A senior Polish politician has hit back as Britain’s state broadcaster the BBC prepares to air a new documentary on the politics of Central European Visegrád nations Poland and Hungary in which it will accuse the anti-mass migration governments of being anti-democratic, anti-Semitic, and corrupt.
A preview of the forthcoming programme, due to be broadcast on the BBC World Service three times on Tuesday, November 14th, reveals Europe’s Illiberal Democrats will take aim at Hungary and Poland for resisting the EU’s attempts to impose compulsory migrant quotas and “dismantling democracy”, while claiming Hungary’s Viktor Orbán is “anti-Semitic” and “corrupt”.
Breitbart London contacted the Hungarian and Polish governments — both overwhelmingly popular and democratically elected — about the promised content of the documentary.
Senator Anna Maria Anders, minister for International Dialogue and top foreign affairs spokesman in Polish Prime Minister Beata Szydło’s government, reacted angrily to the suggestion her government was acting anti-democratically.
She told Breitbart London: “Speaking both as a member of the Polish government and a native-born Briton whose father lived in exile in the UK after the war, the BBC programme being aired depicting Poland and other Central European sovereign nations as doing ‘nothing less than the dismantling of democracy’ is patently ridiculous, false, in bad taste, and offensive.
“The BBC, funded by British taxpayers, should stick to the facts and not editorialise to serve an increasingly rejected political agenda.”
Highlighting the significant democratic mandate enjoyed by Poland’s government, which was voted in with the largest majority in modern Polish history in 2015 and continues to enjoy record support, Anders remarked: “Poles, like their Central European counterparts, have chosen at the ballot box leadership that enforces borders and nation-state sovereignty.
“After throwing off the yoke of Soviet Communism, and still continuing to beat back the vestiges of its wicked legacy on our society, we are not looking to embrace other potentially destabilising influences such as unfettered third world refugee and migrant resettlement as foisted upon us by Brussels diktat.

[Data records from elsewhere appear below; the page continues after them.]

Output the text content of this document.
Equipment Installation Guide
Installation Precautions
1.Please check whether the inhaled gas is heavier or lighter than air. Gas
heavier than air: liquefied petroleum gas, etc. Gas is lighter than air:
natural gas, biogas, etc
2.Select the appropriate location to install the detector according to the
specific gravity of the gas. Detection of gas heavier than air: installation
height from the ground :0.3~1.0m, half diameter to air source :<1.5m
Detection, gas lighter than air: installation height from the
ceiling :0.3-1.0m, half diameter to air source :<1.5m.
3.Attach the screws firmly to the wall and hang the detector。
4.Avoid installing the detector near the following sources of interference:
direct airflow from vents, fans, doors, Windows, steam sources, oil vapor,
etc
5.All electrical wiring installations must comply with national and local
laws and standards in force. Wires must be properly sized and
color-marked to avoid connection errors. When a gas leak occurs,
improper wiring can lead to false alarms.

This social justice experiment has proven disastrous in Western Europe and we have no interest in replicating such obvious and evident folly.”
Pointing out that Poland does not have closed borders, and in fact has already taken in a large number of refugees from culturally Western, Christian nations, Anders continued: “We do believe in prudent proactive humanitarian actions, however, and as such Poland has taken in many Ukrainians as well as repatriating Poles from former Soviet republics who were displaced in the past several generations.
“Needless to say these immigrants and returnees assimilate culturally and economically into our society seamlessly and pose no risk to our sanctity and security.
“The BBC is best advised to keep its far left partisan activism out of our politics and ultimately, if continuing to push such a narrow-minded and fallacious narrative, also out of the domestic British debate given such a clear lack of integrity and societal value.”
A spokesman for the Hungarian government declined to dignify the accusations with a response, but noted that “statements unveiling the supposedly neutral BBC’s own ideological-political preoccupations are becoming endemic”.
The BBC’s accusations of anti-Semitism from Viktor Orbán, the Hungarian prime minister, comes just months after he hosted an historic visit to the capital Budapest from Israeli Prime Minister Benjamin Netanyahu, who thanked Hungary for “standing up for Israel time and again”.
Remarking that anti-Semitism in modern Europe is now most often expressed as anti-Zionism, Netanyahu said: “Hungary is at the forefront of the states that are opposed to this anti-Jewish policy, and I welcome it; I express the appreciation of my government and many people in Israel for this.”
A BBC spokesman told Breitbart London that “we would urge people to listen to the programmes when they are broadcast, and judge for themselves”. The Radio Times, when approached, refused to comment.
Jack Montgomery and Chris Tomlinson contributed to this article.